Trained Immunity and HIV Infection

Document Type

Journal Article

Publication Date



Frontiers in immunology






HIV-1; Nef; co-morbidities; exosomes; inflammation; lipid rafts; trained immunity


Findings that certain infections induce immunity not only against the causing agent, but also against an unrelated pathogen have intrigued investigators for many years. Recently, underlying mechanisms of this phenomenon have started to come to light. It was found that the key cells responsible for heterologous protection are innate immune cells such as natural killer cells (NKs), dendritic cells, and monocytes/macrophages.

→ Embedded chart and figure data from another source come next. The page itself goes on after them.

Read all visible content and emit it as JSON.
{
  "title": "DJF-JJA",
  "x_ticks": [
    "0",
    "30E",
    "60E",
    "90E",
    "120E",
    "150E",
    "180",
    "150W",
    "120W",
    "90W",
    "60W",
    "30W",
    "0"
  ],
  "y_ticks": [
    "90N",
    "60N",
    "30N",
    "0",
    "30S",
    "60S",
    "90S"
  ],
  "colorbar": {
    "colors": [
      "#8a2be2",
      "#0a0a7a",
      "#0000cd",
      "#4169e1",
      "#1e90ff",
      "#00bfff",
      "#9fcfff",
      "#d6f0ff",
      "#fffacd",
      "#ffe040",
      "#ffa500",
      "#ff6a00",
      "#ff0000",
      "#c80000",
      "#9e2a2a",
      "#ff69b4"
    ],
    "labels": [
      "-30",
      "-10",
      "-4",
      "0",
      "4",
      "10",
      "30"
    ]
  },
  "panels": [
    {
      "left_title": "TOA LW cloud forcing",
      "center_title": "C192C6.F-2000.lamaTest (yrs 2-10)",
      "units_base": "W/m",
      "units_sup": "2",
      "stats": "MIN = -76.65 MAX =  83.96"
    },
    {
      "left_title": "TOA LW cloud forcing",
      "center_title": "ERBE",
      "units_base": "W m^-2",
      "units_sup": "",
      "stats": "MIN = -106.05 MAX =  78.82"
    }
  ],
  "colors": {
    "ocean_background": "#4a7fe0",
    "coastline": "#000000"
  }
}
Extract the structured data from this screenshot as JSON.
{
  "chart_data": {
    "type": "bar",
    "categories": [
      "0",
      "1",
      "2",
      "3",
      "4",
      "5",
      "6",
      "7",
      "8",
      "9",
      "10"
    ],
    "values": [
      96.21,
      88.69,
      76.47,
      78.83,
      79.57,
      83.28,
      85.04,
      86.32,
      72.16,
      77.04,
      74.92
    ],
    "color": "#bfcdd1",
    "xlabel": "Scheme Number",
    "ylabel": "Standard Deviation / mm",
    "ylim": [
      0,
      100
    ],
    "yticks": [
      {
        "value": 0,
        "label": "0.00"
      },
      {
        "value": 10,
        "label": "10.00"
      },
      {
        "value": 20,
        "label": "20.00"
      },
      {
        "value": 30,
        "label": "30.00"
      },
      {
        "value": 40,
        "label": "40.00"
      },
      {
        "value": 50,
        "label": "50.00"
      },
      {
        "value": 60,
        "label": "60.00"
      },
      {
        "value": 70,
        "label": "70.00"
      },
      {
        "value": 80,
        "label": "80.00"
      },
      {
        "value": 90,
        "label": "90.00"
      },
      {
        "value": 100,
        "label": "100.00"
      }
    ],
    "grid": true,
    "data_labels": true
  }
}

These cells are 'primed' by initial infection, allowing them to provide enhanced response to subsequent infection by the same or unrelated agent. This phenomenon of innate immune memory was termed 'trained immunity'. The proposed mechanism for trained immunity involves activation by the first stimulus of metabolic pathways that lead to epigenetic changes, which maintain the cell in a "trained" state, allowing enhanced responses to a subsequent stimulus. Innate immune memory can lead either to enhanced responses or to suppression of subsequent responses ('tolerance'), depending on the strength and length of the initial stimulation of the immune cells. In the context of HIV infection, innate memory induced by infection is not well understood. In this Hypothesis and Theory article, we discuss evidence for HIV-induced trained immunity in human monocytes, its possible mechanisms, and implications for HIV-associated co-morbidities.